Il est clair, en tous cas, que les choses furent différentes en Argentine. Kirchner était un entrepreneur millionnaire et un dirigeant de première ligne du parti de l’ordre par excellence dans le système défaillant de partis politiques argentin (le parti justicialiste) et avait occupé un mandat exécutif de première importance (comme gouverneur) en qualité d’officialiste durant tout le menémisme. L’organisation politique qui permit son arrivée au pouvoir fut une fraction de ce même parti justicialiste et, qui plus est, il fut proposé comme candidat officialiste par Duhalde lui-même, alors en exercice intérimaire de la présidence. La relation entre l’arrivée au pouvoir de Kirchner et la montée des luttes sociales et de la crise du néolibéralisme était donc, et ne pouvait qu’être, celle de quelqu’un qui accédait à la présidence pour compléter la tâche de restauration de l’ordre qu’avait initiée, avec un succès relatif, son prédécesseur Duhade.

Et la trajectoire postérieure du kirchnérisme ratifiera ce caractère restaurateur. Sa politique économique a été marquée dès le début par des mesures adoptées comme réponses forcées à l’énorme crise économique qui avait atteint son sommet fin 2001. Les mesures les plus importantes et les plus réussies furent adoptées durant la brève administration de Duhalde et la première moitié de celle de Kirchner.

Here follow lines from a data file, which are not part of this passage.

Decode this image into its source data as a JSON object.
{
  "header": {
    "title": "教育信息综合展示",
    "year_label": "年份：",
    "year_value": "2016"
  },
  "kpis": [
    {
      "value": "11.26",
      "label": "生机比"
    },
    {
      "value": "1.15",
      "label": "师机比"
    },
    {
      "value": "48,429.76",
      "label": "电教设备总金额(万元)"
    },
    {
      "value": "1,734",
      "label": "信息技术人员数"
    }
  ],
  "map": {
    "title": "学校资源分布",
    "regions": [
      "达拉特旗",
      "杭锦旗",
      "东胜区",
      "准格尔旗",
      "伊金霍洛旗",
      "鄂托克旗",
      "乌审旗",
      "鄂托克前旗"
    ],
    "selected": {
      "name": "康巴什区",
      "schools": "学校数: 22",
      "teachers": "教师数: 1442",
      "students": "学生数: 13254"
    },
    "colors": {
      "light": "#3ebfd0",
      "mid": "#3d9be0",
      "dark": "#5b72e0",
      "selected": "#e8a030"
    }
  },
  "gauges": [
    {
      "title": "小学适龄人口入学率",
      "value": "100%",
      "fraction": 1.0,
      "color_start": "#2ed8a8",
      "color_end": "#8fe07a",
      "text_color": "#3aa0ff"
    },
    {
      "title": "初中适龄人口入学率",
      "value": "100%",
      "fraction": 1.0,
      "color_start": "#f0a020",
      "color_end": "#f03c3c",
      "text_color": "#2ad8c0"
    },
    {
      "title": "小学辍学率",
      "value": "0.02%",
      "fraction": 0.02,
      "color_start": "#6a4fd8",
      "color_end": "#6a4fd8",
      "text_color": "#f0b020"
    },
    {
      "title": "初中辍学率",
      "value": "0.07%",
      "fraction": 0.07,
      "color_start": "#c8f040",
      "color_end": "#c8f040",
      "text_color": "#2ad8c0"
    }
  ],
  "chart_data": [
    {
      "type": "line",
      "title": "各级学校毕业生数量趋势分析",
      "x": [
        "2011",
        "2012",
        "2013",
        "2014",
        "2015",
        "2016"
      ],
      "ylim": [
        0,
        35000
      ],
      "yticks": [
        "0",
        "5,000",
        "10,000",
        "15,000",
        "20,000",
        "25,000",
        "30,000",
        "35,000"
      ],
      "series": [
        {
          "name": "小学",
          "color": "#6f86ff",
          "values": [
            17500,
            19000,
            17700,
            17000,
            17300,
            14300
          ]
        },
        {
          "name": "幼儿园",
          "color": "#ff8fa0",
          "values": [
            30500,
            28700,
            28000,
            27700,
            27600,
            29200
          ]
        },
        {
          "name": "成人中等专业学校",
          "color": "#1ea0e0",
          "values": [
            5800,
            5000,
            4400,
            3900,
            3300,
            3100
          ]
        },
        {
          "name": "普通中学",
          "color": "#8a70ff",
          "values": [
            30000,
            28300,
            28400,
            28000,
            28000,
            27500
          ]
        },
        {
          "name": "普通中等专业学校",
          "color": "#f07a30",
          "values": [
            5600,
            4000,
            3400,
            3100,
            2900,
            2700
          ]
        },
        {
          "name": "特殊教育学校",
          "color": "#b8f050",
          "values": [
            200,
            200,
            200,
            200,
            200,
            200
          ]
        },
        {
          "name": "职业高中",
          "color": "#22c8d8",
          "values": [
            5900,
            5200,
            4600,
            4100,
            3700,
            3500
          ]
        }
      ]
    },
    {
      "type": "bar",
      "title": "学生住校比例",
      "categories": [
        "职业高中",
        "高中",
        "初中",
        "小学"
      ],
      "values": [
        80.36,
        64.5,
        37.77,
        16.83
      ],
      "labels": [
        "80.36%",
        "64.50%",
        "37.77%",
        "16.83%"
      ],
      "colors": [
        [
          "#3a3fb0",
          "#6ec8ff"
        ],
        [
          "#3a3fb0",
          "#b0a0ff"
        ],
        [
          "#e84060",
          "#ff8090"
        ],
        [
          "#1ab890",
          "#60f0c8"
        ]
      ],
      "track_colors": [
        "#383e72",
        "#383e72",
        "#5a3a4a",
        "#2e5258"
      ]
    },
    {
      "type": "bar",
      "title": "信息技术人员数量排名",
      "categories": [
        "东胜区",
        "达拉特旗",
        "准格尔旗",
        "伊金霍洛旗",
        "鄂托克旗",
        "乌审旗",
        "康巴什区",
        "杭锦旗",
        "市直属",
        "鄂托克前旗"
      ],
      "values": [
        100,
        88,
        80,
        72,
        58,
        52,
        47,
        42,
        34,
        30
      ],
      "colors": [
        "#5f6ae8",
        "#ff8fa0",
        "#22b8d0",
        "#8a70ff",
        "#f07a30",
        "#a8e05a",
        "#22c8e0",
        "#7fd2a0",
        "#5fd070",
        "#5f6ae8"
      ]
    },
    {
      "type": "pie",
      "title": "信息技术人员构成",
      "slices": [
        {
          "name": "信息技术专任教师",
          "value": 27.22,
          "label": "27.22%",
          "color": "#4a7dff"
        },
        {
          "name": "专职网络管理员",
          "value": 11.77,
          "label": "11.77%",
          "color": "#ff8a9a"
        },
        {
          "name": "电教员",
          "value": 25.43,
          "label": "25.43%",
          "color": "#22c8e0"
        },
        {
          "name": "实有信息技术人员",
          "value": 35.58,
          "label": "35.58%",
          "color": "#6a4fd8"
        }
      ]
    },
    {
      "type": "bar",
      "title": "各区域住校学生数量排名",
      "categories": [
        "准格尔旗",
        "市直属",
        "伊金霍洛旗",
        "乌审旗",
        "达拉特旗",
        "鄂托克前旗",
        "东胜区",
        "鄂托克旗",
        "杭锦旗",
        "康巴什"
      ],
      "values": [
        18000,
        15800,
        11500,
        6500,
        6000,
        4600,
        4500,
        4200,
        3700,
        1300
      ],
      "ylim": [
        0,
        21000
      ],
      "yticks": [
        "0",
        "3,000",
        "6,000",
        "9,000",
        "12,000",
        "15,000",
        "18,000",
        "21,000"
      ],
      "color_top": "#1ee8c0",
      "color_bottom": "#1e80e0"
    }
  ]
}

Examinons ces mesures, en commençant par la propre dévaluation forcée du peso qui mit fin à la convertibilité début 2002 et les interventions postérieures sur le marché des changes qui ont stabilisé le taux de change compétitif qui en a résulté. La dévaluation a imposé de manière inflationniste, une baisse des salaires réels qui, associée avec la baisse des tarifs, aussi en termes réels, des services publics, des prix de l’énergie et des taux d’intérêts, a impulsé une récupération significative de la rentabilité des secteurs productifs du capital, en renforçant la compétitivité des capitaux orientés vers l’exportation tout en protégeant les capitaux moins compétitifs orientés vers le marché intérieur.

La dévaluation, doublée de l’amélioration des termes de l’échange sur le marché mondial, a entraîné une expansion soutenue des exportations et des excédents commerciaux exceptionnels. Et cette expansion des exportations permit à son tour les prélèvements d’impôts sur ces exportations (retenciones) qui, associés aux impôts sur la consommation qui augmentaient au rythme de la récupération économique, ont généré dans un premier temps d’importants excédents fiscaux et réserves de devises.

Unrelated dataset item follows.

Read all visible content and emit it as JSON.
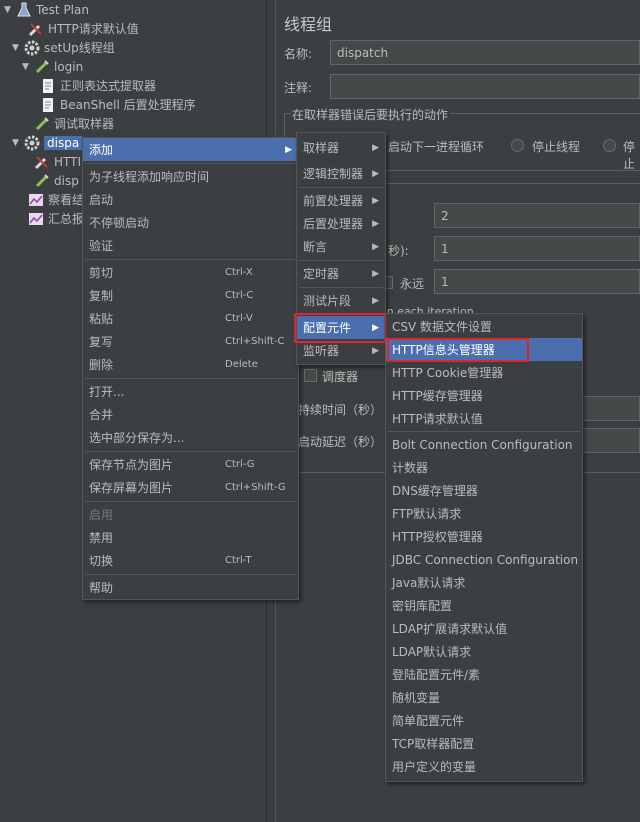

La renégociation et la modération en valeur réelle des tarifs des services publics et des prix de l’énergie et des combustibles, en échange de concessions sur les aspects contractuels et réglementaires, et plus tard d’augmentations des subventions, ont été les mesures adoptées face à une crise du système des entreprises publiques privatisées et qui exploitaient des concessions pendant les années 90.

Les mesures destinées à surmonter le gel des dépôts bancaires (le corralito) qui s’était imposé pendant la crise de la convertibilité, amorcèrent pour la banque nationale, au bord de la banqueroute généralisée, un redressement et une transformation vers une plus grande pesification et une orientation plus importante vers le secteur privé. Et la restructuration de la dette externe détenue par les créanciers privés, en plus du paiement de la dette détenue par les créanciers institutionnels, mesures adoptées comme réponses à la situation de default passif dans laquelle s’était retrouvée l’Etat après la crise de convertibilité, mirent de la distance avec les marchés d’une part, et avec les organismes financiers internationaux d’autre part.

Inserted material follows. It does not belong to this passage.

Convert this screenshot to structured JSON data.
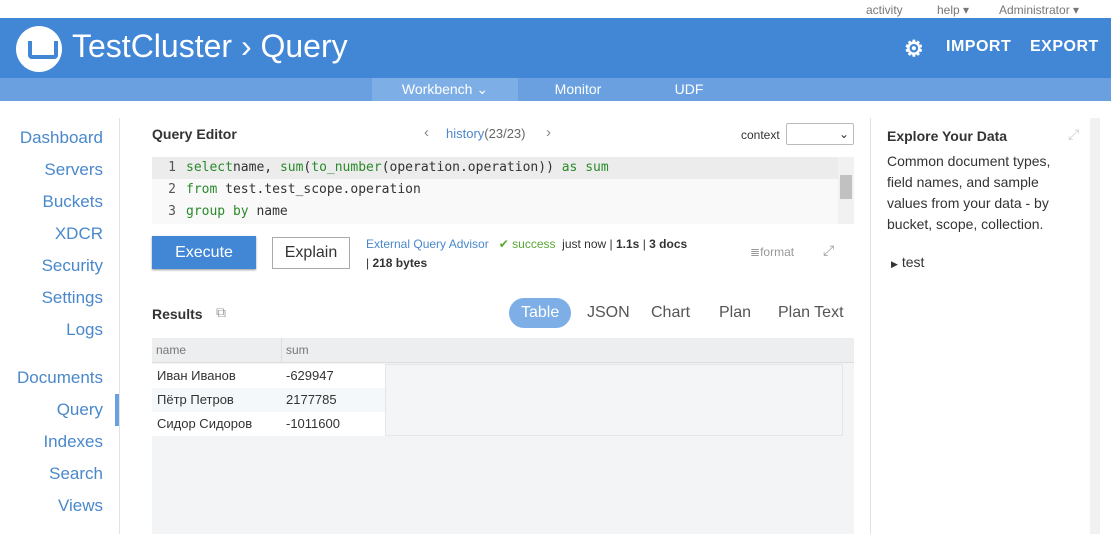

Ces dernières mesures ne peuvent pas être considérées comme les piliers du nouveau modèle économique que le kirchnérisme serait venu instaurer dès son arrivée au pouvoir en 2003, ce sont plutôt des mesures imposées par les circonstances, que le gouvernement intérimaire de Duhalde avait déjà adoptées en 2002 et que le nouveau gouvernement de Kirchner a reprises en 2003 afin de restaurer l’ordre suite à la profonde crise économique qui a atteint son sommet fin 2001. La revendication ultérieure des apologistes du kirchnérisme d’élever ces mesures au rang de piliers d’un nouveau modèle économique, dans ce contexte, ne fut qu’un exemple supplémentaire venant vérifier le proverbe « il faut faire de nécessité vertu ».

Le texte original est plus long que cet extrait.